While we may not tell our doctors all the tricks that we have up our sleeves to hoodwink them, our families and our healthcare teams; it remains to be the case that I (for one) had quite an arsenal of cunning activities to at worst hide and at best improve (or perhaps vice versa) my results when the doctor asks, “so how are you going?”.

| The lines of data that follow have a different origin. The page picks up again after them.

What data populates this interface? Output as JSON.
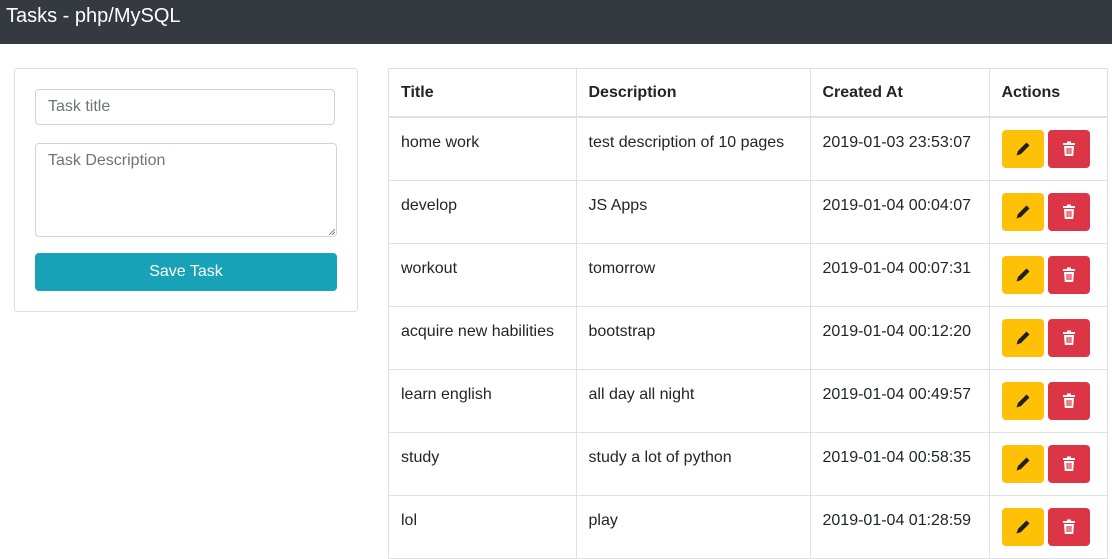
{
  "navbar": {
    "brand": "Tasks - php/MySQL"
  },
  "form": {
    "title_placeholder": "Task title",
    "description_placeholder": "Task Description",
    "save_label": "Save Task"
  },
  "table": {
    "headers": [
      "Title",
      "Description",
      "Created At",
      "Actions"
    ],
    "rows": [
      {
        "title": "home work",
        "description": "test description of 10 pages",
        "created_at": "2019-01-03 23:53:07"
      },
      {
        "title": "develop",
        "description": "JS Apps",
        "created_at": "2019-01-04 00:04:07"
      },
      {
        "title": "workout",
        "description": "tomorrow",
        "created_at": "2019-01-04 00:07:31"
      },
      {
        "title": "acquire new habilities",
        "description": "bootstrap",
        "created_at": "2019-01-04 00:12:20"
      },
      {
        "title": "learn english",
        "description": "all day all night",
        "created_at": "2019-01-04 00:49:57"
      },
      {
        "title": "study",
        "description": "study a lot of python",
        "created_at": "2019-01-04 00:58:35"
      },
      {
        "title": "lol",
        "description": "play",
        "created_at": "2019-01-04 01:28:59"
      }
    ],
    "row_actions": {
      "edit_icon": "pencil-icon",
      "delete_icon": "trash-icon"
    }
  },
  "colors": {
    "navbar": "#343a40",
    "save_button": "#17a2b8",
    "edit_button": "#ffc107",
    "delete_button": "#dc3545"
  }
}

While none of us can claim a ‘clean record’, I think I may have been worse than most. It’s not a list that I would EVER put to use at the moment but I’m telling you about it because I realised today every single last one of us has been there to varying degrees. A bad day for me now is a BG at 13.7mmol/L when I wake (like this morning) or a mis-calculation on carbs – it seems that everything is relative!

So, here we go…

“Ahem”:

  1. Testing when I KNOW my levels are fine
  2. Having two testers which are presented to medical professionals for review strategically depending on their content
  3. BIG boluses for the pile of whatever it was that I just inhaled while no-one looks – this has included lollies, icecream, golden syrup, coke, alcohol and false teeth lollies dipped condensed milk among a LOT else. Yes, false teeth dipped in condensed milk and I was old enough to know better.
  4. Testing several times in a row when I have good BG to lower to average shown on the machine
  5. Delaying hypo treatment for 10 minutes or so in the hope that it will lower my overall HbA1c
  6. Failing to mention at all when directly asked if I’m a diabetic that yes, I am (turns out that you can’t SCUBA dive if you’re a 17 year old diabetic in Tahiti on your first holiday and my 17 year old self wasn’t having that)
  7. Waiting for my liver to fix a hypo cos I can’t be bothered
  8. Avoiding carb like the plague so I didn’t have to have an injection
  9. The good old SAG or ’stab and guess’

And the list continues.

Thank goodness I’m not like that anymore because to be honest – it was killing me and it isn’t a sustainable way of living and actually living which is the whole point right. I often find myself saying to people and I quote, “it doesn’t stop me from doing what I want” but there are two ways of looking at this I reckon. Literally, you can do whatever you want, eat whatever you want and ignore the diabetes – and end up with no legs and a distinct lack of eyesight or, you can not let it stop you by being healthy, doing the right thing and truly, not letting it stop you.

It took me about 15 years but I’ve gotten there so if you’re in the middle of it being a nightmare then stick at it cos there are heaps of resources out there and piles of people that will willingly give their time to give you a hand.